五輪柔道金メダリストで日本オリンピック委員会(JOC)前会長・山下泰裕さんが12月18日、頸髄損傷の大ケガによる長期療養を終えて記者会見を行いました。
温泉施設で大ケガ
山下さんは2023年10月、家族で出かけた箱根の温泉施設で、露天風呂から上がる際に意識を失い崖下に落下。頸髄損傷の大ケガを負い、特任教授を務める母校・東海大学の医学部付属病院で手術を受けた後、約2年間のリハビリに努め、2025年9月に退院しています。

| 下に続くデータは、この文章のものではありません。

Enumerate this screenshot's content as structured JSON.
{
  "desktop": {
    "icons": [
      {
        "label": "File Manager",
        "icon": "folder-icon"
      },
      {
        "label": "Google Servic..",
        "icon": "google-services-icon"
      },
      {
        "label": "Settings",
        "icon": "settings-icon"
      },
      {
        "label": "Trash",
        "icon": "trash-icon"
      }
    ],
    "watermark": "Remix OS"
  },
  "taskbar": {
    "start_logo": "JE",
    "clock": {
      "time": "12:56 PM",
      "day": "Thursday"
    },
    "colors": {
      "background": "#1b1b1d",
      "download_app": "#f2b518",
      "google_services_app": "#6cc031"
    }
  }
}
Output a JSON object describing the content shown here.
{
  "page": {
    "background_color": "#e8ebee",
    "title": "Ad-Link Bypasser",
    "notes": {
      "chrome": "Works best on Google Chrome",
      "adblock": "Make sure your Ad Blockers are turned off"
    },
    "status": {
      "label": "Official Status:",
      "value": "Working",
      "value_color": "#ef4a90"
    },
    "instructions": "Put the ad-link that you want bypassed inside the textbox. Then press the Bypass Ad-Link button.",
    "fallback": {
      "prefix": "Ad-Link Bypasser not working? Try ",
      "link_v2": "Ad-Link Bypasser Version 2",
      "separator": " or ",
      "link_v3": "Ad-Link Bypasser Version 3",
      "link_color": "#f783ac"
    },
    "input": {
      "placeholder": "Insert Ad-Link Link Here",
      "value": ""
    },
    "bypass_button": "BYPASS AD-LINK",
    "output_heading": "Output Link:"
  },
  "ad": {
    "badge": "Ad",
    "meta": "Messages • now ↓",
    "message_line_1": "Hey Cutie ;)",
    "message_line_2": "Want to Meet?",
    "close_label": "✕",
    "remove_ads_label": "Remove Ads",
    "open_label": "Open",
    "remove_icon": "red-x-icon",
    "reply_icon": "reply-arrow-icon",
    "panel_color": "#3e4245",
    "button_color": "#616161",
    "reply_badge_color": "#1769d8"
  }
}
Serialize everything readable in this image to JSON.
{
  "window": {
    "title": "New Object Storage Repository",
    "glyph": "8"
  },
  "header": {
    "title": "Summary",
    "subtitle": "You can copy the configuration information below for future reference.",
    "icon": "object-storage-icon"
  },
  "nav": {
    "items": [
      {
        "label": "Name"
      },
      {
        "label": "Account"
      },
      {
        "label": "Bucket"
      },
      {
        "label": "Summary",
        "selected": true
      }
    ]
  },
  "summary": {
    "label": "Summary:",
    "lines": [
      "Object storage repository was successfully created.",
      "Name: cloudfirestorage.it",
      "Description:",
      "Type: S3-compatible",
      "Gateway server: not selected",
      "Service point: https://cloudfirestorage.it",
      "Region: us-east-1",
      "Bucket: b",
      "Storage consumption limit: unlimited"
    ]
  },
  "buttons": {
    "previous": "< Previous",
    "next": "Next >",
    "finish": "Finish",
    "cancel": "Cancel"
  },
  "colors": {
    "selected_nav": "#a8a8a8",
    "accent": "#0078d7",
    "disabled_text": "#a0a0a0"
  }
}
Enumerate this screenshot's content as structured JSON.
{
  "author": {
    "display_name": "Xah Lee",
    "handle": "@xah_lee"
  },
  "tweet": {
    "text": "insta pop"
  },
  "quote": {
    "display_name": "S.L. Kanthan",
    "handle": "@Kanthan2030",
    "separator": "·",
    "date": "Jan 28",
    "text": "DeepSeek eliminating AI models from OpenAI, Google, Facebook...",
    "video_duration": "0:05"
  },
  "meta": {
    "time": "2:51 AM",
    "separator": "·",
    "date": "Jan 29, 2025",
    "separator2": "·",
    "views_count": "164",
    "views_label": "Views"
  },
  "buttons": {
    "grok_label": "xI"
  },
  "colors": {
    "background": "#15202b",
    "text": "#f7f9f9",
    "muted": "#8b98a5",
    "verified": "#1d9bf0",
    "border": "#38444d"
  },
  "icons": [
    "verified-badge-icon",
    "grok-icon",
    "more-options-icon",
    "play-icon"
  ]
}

会見には車いすで登場し、事故発生当時の状況を振り返った山下さん。体の状態については、「首から上は達者ですけども、上半身、下半身ともに麻痺している状況。左手は少し動くんですけど、手首から先は麻痺してる」と実際に左手を動かしながら説明を行いました。
教授として仕事復帰
11月13日に社会復帰し、月末からは同大学で「柔道論」の授業を週1回(全4回)担当したとのこと。「先週の授業では、途中で2回給水して、2回鼻水を拭いてもらって」とサポートを受けながら授業を行ったことを明かしました。
人前に立つ理由
報道陣の質疑に入る前には、「肺活量は3分の1くらいに縮小していますので、少し息切れして、聞きにくいのはご了解いただきたい」と気遣いを見せた山下さん。長い入院生活の中で多くのことを考えたそうで、「命がなくなる、その一歩手前で生き残った、そこになんの意味があるのか。生かされているんだと。こういう気持ちが強くあります」と深い自問自答を繰り返したといいます。
人前に立つ決断をした背景についても、「強かった柔道家だとかじゃなく、ありのままを見てもらって、少しでもそういう人に対して理解してもらう」と意義を説いた山下さん。「昔だったら当然『恥ずかしい。そういう姿を人前にさらけ出したくない』と考えるほうが普通かもしれないですけど、私の中ではそれ以上に『生かされているんだ』と、果たすべきことは何なのか。そういった思いが、この行動になっている」と人生を見つめ直した末の考えを語りました。
授業に取り組む姿勢も同様で、「障害者というものに対して、より多くの理解を広げていくという意味からも、ありのままの自分をさらけ出してやっていくのがいいのかなと、そんな思いで授業に臨みました」と思いを言葉にしています。